Though Harrell is now retired, he serves on the board of an insurance company and spends much of his time with his wife, Anne Turner Harrell, his two children and five grandchildren. He still remains active in community affairs – particularly in his church.
In 1998, Harrell left the Southern Baptist denomination and joined the Shandon Presbyterian Church (USA) in Columbia, where he is an elder.

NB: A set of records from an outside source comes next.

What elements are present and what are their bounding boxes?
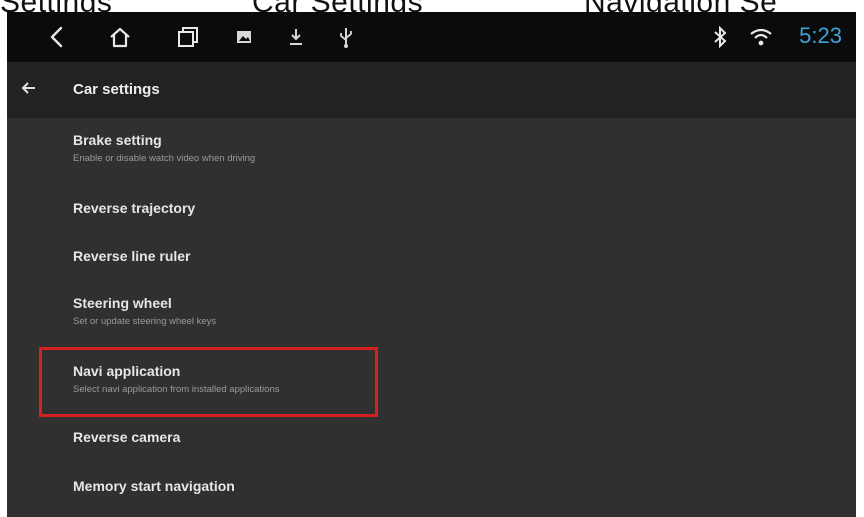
usb-icon [335, 25, 357, 49]
caption-car-settings: Car Settings [252, 0, 423, 12]
home-icon[interactable] [107, 25, 133, 49]
caption-strip: Settings Car Settings Navigation Se [0, 0, 864, 12]
list-item-reverse-trajectory[interactable]: Reverse trajectory [73, 200, 195, 216]
item-title: Reverse trajectory [73, 200, 196, 216]
item-title: Reverse line ruler [73, 248, 191, 264]
page-title: Car settings [73, 81, 160, 98]
wifi-icon [747, 25, 775, 49]
list-item-brake-setting[interactable]: Brake setting Enable or disable watch vi… [73, 132, 255, 164]
back-icon[interactable] [45, 25, 67, 49]
item-title: Memory start navigation [73, 478, 235, 494]
item-subtitle: Enable or disable watch video when drivi… [73, 153, 256, 164]
status-clock: 5:23 [799, 23, 842, 48]
app-bar: Car settings [7, 62, 856, 118]
list-item-reverse-line-ruler[interactable]: Reverse line ruler [73, 248, 191, 264]
download-icon [285, 25, 307, 49]
list-item-steering-wheel[interactable]: Steering wheel Set or update steering wh… [73, 295, 216, 327]
arrow-back-icon[interactable] [21, 80, 37, 101]
highlight-box [39, 347, 378, 417]
status-bar: 5:23 [7, 12, 856, 62]
gallery-icon [233, 25, 255, 49]
item-title: Steering wheel [73, 295, 172, 311]
bluetooth-icon [709, 25, 731, 49]
item-subtitle: Set or update steering wheel keys [73, 316, 217, 327]
item-title: Reverse camera [73, 429, 181, 445]
caption-navigation: Navigation Se [584, 0, 777, 12]
list-item-reverse-camera[interactable]: Reverse camera [73, 429, 180, 445]
recents-icon[interactable] [175, 25, 201, 49]
list-item-memory-start-navigation[interactable]: Memory start navigation [73, 478, 235, 494]
device-screen: 5:23 Car settings Brake setting Enable o… [7, 12, 856, 517]
item-title: Brake setting [73, 132, 162, 148]
caption-settings: Settings [0, 0, 112, 12]
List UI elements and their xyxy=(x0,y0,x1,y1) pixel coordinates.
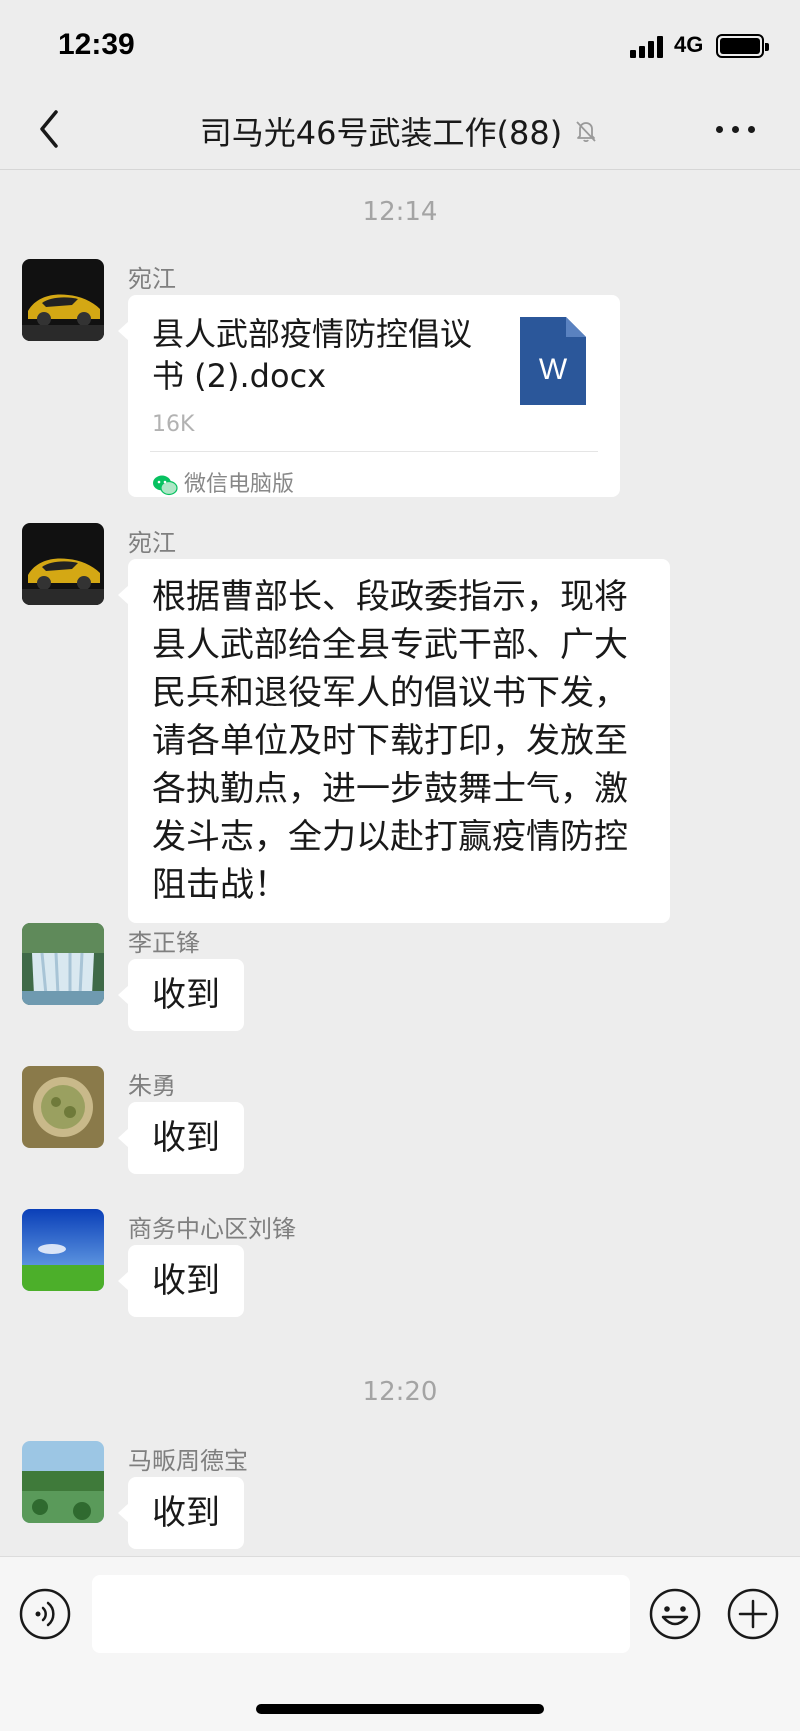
message-bubble[interactable]: 收到 xyxy=(118,1102,244,1174)
time-divider: 12:20 xyxy=(362,1377,438,1407)
plus-icon xyxy=(727,1588,779,1640)
avatar[interactable] xyxy=(22,523,104,605)
svg-text:W: W xyxy=(539,353,568,386)
sender-name: 宛江 xyxy=(128,265,176,293)
sender-name: 马畈周德宝 xyxy=(128,1447,248,1475)
status-time: 12:39 xyxy=(58,28,135,61)
sender-name: 李正锋 xyxy=(128,929,200,957)
wechat-icon xyxy=(153,475,178,496)
chat-title: 司马光46号武装工作(88) xyxy=(0,108,800,154)
voice-input-button[interactable] xyxy=(18,1587,72,1641)
message-bubble[interactable]: 收到 xyxy=(118,1477,244,1549)
status-bar: 12:39 4G xyxy=(0,0,800,90)
network-type: 4G xyxy=(674,32,704,57)
avatar[interactable] xyxy=(22,923,104,1005)
avatar[interactable] xyxy=(22,1441,104,1523)
chat-area[interactable]: 12:14 宛江 县人武部疫情防控倡议书 (2).docx 16K W 微信电脑… xyxy=(0,171,800,1556)
avatar[interactable] xyxy=(22,1209,104,1291)
file-source-label: 微信电脑版 xyxy=(184,472,295,497)
message-bubble[interactable]: 收到 xyxy=(118,1245,244,1317)
avatar[interactable] xyxy=(22,259,104,341)
file-source: 微信电脑版 xyxy=(152,461,294,509)
file-name: 县人武部疫情防控倡议书 (2).docx xyxy=(152,315,473,395)
chat-title-text: 司马光46号武装工作(88) xyxy=(199,114,563,152)
message-bubble[interactable]: 根据曹部长、段政委指示，现将县人武部给全县专武干部、广大民兵和退役军人的倡议书下… xyxy=(118,559,670,923)
file-size: 16K xyxy=(152,412,195,437)
sender-name: 宛江 xyxy=(128,529,176,557)
signal-icon xyxy=(630,34,670,58)
file-message-card[interactable]: 县人武部疫情防控倡议书 (2).docx 16K W 微信电脑版 xyxy=(118,295,620,497)
nav-bar: 司马光46号武装工作(88) xyxy=(0,90,800,170)
sender-name: 商务中心区刘锋 xyxy=(128,1215,296,1243)
divider xyxy=(150,451,598,452)
emoji-button[interactable] xyxy=(648,1587,702,1641)
avatar[interactable] xyxy=(22,1066,104,1148)
sender-name: 朱勇 xyxy=(128,1072,176,1100)
time-divider: 12:14 xyxy=(362,197,438,227)
voice-icon xyxy=(19,1588,71,1640)
message-input[interactable] xyxy=(92,1575,630,1653)
more-functions-button[interactable] xyxy=(726,1587,780,1641)
emoji-icon xyxy=(649,1588,701,1640)
more-options-button[interactable] xyxy=(710,112,760,148)
battery-icon xyxy=(716,34,769,58)
message-bubble[interactable]: 收到 xyxy=(118,959,244,1031)
word-file-icon: W xyxy=(520,317,586,405)
home-indicator[interactable] xyxy=(256,1704,544,1714)
mute-bell-icon xyxy=(576,121,596,143)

He also serves as moderator of the Trinity Presbytery, presiding over three annual meetings and other sessions throughout the year.
“I’ve always been a very active person,” said Harrell, which is something that church-state activists are thankful for.
“Flynn is rendering an invaluable service for the cause of religious liberty,” said J. Brent Walker, executive director of the Baptist Joint Committee for Religious Liberty.
Walker has been a friend of Harrell’s for more than 20 years.
“He’s done a lot of writing and speaking about the separation of church and state,” said Walker. “He’s passionate about these issues and is willing to do it, not for pay or for a job, but just because he feels strongly about it.
“This collection will be a legacy to Flynn’s passion and his energy long after he’s gone and we’re gone,” Walker continued. “It’s entirely fitting that Flynn Harrell’s commitment to religious liberty and church-state separation will be preserved for future generations.”
Walker, along with AU Executive Director Barry W. Lynn, gave remarks at the dedication ceremony in Columbia.
“For over half a century, Flynn has been a faithful foot soldier in the battle for church-state separation,” said Lynn. “Thanks to grassroots activists like him, the American public is much better informed about the religious liberty provisions of our Constitution than they otherwise would have been. I wish we had a platoon of Flynns in every community in America.”
Harrell is hopeful that this university collection will inspire other church-state separation activists to keep working in the communities where they live.
“I’ll be disappointed if this isn’t being done in other places in coming years,” Harrell said. “There is still a lot of ignorance about church-state separation. I hope it’s getting better, and I hope the collection at the university will bring awareness to the public and that people will go there and do research.
“What’s happened here in South Carolina,” he concluded, “can be a great example of what anyone can do at the grassroots level.”